Abhakara Kiartivongse, also known as the Prince of Chumphon, was born on March 16, 1880, in Bangkok, Thailand. He was one of 77 sons of King Chulalongkorn, also known as King Rama V, and his mother was one of 92 of the king's mistresses so unlikely ever to become King.

The Prince was educated in England at the king's wishes, where he studied at the Royal Naval College and qualified as a navigator, being that Britain was a great naval power at the time.

There are conflicting accounts about whether Prince Abhakara Kiartivongse served in the British Navy during World War I. Some sources claim that he served as an officer in the Royal Navy, while others suggest that he was sent to Britain to study naval science but did not serve in the military. It is clear, however, that he played a significant role in modernizing the Thai navy upon his return to Thailand, and his contributions are still celebrated in the country today.
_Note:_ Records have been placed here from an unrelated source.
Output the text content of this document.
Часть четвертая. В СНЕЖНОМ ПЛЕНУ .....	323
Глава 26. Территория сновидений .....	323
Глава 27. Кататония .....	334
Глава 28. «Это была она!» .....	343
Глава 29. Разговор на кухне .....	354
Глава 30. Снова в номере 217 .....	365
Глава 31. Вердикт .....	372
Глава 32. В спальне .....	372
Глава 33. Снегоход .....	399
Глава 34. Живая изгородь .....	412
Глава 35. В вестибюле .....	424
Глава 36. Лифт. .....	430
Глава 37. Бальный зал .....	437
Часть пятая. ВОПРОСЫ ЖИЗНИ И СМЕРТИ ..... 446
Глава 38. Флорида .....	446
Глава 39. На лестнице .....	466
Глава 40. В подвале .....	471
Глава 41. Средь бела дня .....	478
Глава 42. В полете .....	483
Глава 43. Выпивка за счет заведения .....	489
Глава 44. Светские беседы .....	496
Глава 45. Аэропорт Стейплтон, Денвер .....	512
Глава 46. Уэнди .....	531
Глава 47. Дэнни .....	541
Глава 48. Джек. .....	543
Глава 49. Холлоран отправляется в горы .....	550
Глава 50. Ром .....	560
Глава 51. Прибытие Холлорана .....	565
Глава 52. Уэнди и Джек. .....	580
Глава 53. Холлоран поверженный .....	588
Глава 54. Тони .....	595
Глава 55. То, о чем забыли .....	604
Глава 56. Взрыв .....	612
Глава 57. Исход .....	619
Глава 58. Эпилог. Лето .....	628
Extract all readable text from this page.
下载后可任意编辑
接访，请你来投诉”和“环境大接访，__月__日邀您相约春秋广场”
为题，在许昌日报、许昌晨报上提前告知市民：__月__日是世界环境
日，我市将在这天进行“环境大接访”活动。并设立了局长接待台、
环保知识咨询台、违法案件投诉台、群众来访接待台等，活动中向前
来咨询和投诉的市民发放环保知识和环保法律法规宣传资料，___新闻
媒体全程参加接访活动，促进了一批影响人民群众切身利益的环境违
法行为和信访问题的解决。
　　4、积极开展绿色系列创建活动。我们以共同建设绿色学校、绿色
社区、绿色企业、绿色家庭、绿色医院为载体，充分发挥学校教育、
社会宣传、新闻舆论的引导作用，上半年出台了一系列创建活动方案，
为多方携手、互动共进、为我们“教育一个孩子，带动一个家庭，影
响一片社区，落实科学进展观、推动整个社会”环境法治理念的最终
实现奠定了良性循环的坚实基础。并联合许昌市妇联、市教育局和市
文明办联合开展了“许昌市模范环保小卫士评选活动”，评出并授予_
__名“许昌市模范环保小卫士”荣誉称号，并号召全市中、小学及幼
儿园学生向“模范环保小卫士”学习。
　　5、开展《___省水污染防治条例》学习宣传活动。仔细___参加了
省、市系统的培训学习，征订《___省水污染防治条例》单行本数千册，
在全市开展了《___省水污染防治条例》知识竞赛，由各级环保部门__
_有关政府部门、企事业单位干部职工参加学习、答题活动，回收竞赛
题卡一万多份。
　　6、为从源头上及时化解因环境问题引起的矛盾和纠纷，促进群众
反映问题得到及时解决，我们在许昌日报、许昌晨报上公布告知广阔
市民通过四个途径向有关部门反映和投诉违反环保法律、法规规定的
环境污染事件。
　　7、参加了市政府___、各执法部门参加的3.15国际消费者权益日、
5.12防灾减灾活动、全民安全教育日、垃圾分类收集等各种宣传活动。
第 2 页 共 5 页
Upon his return to Thailand, the Prince became instrumental in the modernization of the Thai Navy. He was appointed as the first director of the Royal Thai Naval Academy and oversaw the establishment of the Naval Radio Station and the Royal Thai Naval Hospital.
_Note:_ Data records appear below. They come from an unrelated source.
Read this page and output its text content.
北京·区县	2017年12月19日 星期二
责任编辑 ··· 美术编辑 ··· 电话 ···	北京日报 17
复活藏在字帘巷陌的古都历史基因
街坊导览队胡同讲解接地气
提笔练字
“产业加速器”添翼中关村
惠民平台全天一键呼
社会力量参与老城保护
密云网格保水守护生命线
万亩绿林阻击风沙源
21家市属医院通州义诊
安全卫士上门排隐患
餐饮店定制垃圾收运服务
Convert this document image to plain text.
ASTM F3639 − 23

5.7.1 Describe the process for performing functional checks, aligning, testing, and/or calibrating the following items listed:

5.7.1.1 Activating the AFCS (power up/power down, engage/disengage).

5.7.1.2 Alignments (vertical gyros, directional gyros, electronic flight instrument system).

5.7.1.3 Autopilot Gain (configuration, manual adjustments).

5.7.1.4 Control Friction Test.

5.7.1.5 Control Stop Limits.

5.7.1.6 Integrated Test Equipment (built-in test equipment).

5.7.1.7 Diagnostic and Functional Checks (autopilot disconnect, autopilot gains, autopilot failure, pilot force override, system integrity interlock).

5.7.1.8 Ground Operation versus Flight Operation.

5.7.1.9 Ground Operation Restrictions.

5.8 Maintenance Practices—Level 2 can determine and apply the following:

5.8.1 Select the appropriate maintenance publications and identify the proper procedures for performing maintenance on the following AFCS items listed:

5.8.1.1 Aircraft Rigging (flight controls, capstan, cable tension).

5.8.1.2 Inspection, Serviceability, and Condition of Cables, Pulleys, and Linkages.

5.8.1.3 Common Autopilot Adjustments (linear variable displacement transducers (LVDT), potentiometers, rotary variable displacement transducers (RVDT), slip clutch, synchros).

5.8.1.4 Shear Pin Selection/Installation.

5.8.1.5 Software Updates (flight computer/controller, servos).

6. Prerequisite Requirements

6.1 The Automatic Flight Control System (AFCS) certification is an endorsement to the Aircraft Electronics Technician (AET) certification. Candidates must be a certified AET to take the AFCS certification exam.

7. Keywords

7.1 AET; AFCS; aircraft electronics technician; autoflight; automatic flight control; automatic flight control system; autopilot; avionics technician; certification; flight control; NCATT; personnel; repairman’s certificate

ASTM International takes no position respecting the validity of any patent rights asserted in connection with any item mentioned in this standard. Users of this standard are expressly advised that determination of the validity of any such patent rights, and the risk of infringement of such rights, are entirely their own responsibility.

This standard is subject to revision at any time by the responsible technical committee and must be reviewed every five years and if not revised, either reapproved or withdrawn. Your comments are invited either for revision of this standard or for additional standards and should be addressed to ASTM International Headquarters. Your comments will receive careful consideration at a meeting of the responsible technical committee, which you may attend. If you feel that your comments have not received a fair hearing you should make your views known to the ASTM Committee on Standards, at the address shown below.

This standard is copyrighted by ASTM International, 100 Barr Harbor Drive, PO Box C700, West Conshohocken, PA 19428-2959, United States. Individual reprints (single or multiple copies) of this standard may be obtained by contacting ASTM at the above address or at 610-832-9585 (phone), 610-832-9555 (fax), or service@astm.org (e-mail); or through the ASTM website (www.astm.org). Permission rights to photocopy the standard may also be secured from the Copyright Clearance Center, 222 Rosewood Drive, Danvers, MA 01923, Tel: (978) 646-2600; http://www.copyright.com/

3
The Prince was also an accomplished physician who studied traditional medicine and developed a strong interest in natural medicine.
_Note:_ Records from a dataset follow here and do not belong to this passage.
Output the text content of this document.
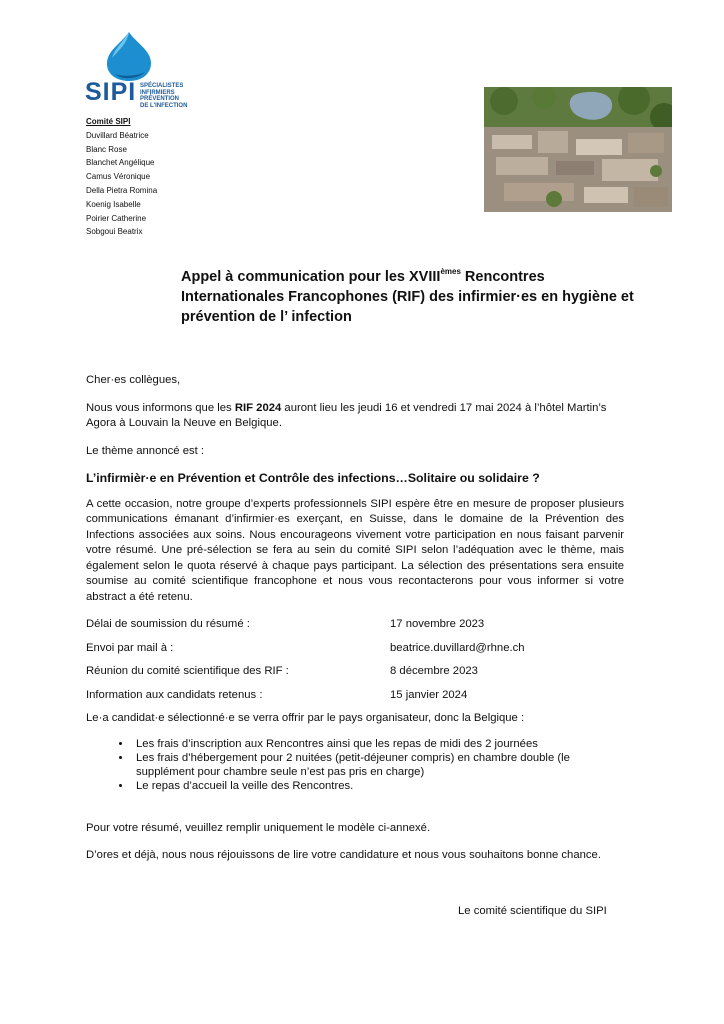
SIPI SPÉCIALISTES INFIRMIERS
PRÉVENTION
DE L'INFECTION
Comité SIPI
Duvillard Béatrice
Blanc Rose
Blanchet Angélique
Camus Véronique
Della Pietra Romina
Koenig Isabelle
Poirier Catherine
Sobgoui Beatrix
Appel à communication pour les XVIIIèmes Rencontres Internationales Francophones (RIF) des infirmier·es en hygiène et prévention de l’ infection

Cher·es collègues,

Nous vous informons que les RIF 2024 auront lieu les jeudi 16 et vendredi 17 mai 2024 à l’hôtel Martin’s Agora à Louvain la Neuve en Belgique.

Le thème annoncé est :

L’infirmièr·e en Prévention et Contrôle des infections…Solitaire ou solidaire ?

A cette occasion, notre groupe d’experts professionnels SIPI espère être en mesure de proposer plusieurs communications émanant d’infirmier·es exerçant, en Suisse, dans le domaine de la Prévention des Infections associées aux soins. Nous encourageons vivement votre participation en nous faisant parvenir votre résumé. Une pré-sélection se fera au sein du comité SIPI selon l’adéquation avec le thème, mais également selon le quota réservé à chaque pays participant. La sélection des présentations sera ensuite soumise au comité scientifique francophone et nous vous recontacterons pour vous informer si votre abstract a été retenu.

Délai de soumission du résumé :	17 novembre 2023
Envoi par mail à :	beatrice.duvillard@rhne.ch
Réunion du comité scientifique des RIF :	8 décembre 2023
Information aux candidats retenus :	15 janvier 2024

Le·a candidat·e sélectionné·e se verra offrir par le pays organisateur, donc la Belgique :

• Les frais d’inscription aux Rencontres ainsi que les repas de midi des 2 journées
• Les frais d’hébergement pour 2 nuitées (petit-déjeuner compris) en chambre double (le supplément pour chambre seule n’est pas pris en charge)
• Le repas d’accueil la veille des Rencontres.

Pour votre résumé, veuillez remplir uniquement le modèle ci-annexé.

D’ores et déjà, nous nous réjouissons de lire votre candidature et nous vous souhaitons bonne chance.

Le comité scientifique du SIPI
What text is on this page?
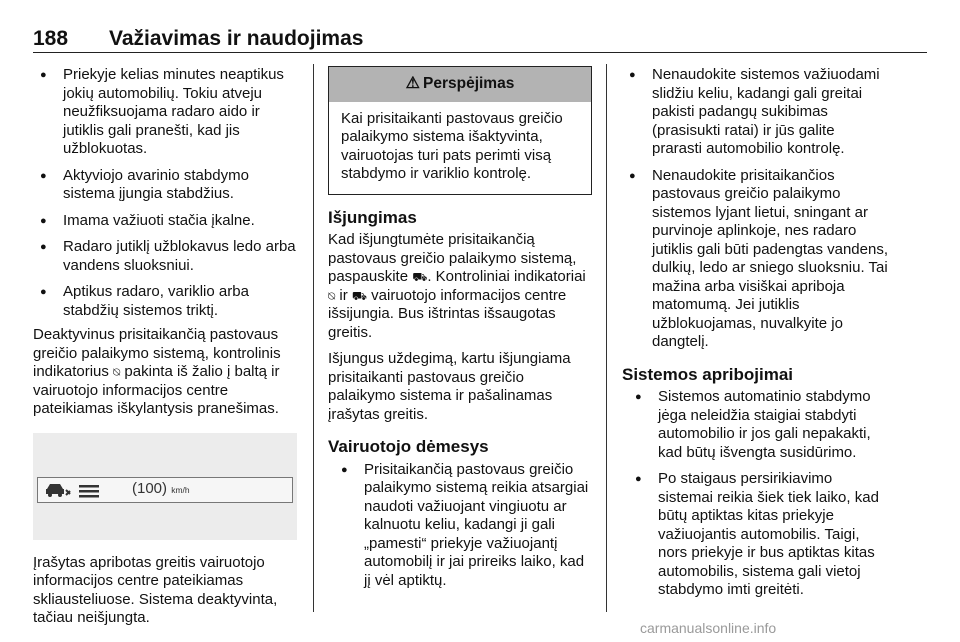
188 Važiavimas ir naudojimas
● Priekyje kelias minutes neaptikus jokių automobilių. Tokiu atveju neužfiksuojama radaro aido ir jutiklis gali pranešti, kad jis užblokuotas.
● Aktyviojo avarinio stabdymo sistema įjungia stabdžius.
● Imama važiuoti stačia įkalne.
● Radaro jutiklį užblokavus ledo arba vandens sluoksniui.
● Aptikus radaro, variklio arba stabdžių sistemos triktį.

Deaktyvinus prisitaikančią pastovaus greičio palaikymo sistemą, kontrolinis indikatorius ⍉ pakinta iš žalio į baltą ir vairuotojo informacijos centre pateikiamas iškylantysis pranešimas.

(100) km/h

Įrašytas apribotas greitis vairuotojo informacijos centre pateikiamas skliausteliuose. Sistema deaktyvinta, tačiau neišjungta.

⚠ Perspėjimas
Kai prisitaikanti pastovaus greičio palaikymo sistema išaktyvinta, vairuotojas turi pats perimti visą stabdymo ir variklio kontrolę.
Išjungimas

Kad išjungtumėte prisitaikančią pastovaus greičio palaikymo sistemą, paspauskite ⛟. Kontroliniai indikatoriai ⍉ ir ⛟ vairuotojo informacijos centre išsijungia. Bus ištrintas išsaugotas greitis.

Išjungus uždegimą, kartu išjungiama prisitaikanti pastovaus greičio palaikymo sistema ir pašalinamas įrašytas greitis.

Vairuotojo dėmesys
● Prisitaikančią pastovaus greičio palaikymo sistemą reikia atsargiai naudoti važiuojant vingiuotu ar kalnuotu keliu, kadangi ji gali „pamesti“ priekyje važiuojantį automobilį ir jai prireiks laiko, kad jį vėl aptiktų.
● Nenaudokite sistemos važiuodami slidžiu keliu, kadangi gali greitai pakisti padangų sukibimas (prasisukti ratai) ir jūs galite prarasti automobilio kontrolę.
● Nenaudokite prisitaikančios pastovaus greičio palaikymo sistemos lyjant lietui, sningant ar purvinoje aplinkoje, nes radaro jutiklis gali būti padengtas vandens, dulkių, ledo ar sniego sluoksniu. Tai mažina arba visiškai apriboja matomumą. Jei jutiklis užblokuojamas, nuvalkyite jo dangtelį.
Sistemos apribojimai
● Sistemos automatinio stabdymo jėga neleidžia staigiai stabdyti automobilio ir jos gali nepakakti, kad būtų išvengta susidūrimo.
● Po staigaus persirikiavimo sistemai reikia šiek tiek laiko, kad būtų aptiktas kitas priekyje važiuojantis automobilis. Taigi, nors priekyje ir bus aptiktas kitas automobilis, sistema gali vietoj stabdymo imti greitėti.
carmanualsonline.info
He was particularly interested in herbal remedies and used his knowledge to treat patients with various ailments.

In addition to his achievements in the military and medical fields, the Prince was a prominent figure in Thai society. He was well-regarded for his philanthropy and dedication to public service. He served as a member of parliament and was actively involved in numerous social and cultural organizations.

The Prince of Chumphon passed away on May 3, 1923, in Chumphon province, Thailand. His legacy has endured, and he is remembered as a national hero who played a crucial role in the modernization of Thailand.


The prince's temple in Chumphon province remains a popular destination for visitors who come to pay their respects to this revered figure in Thai history.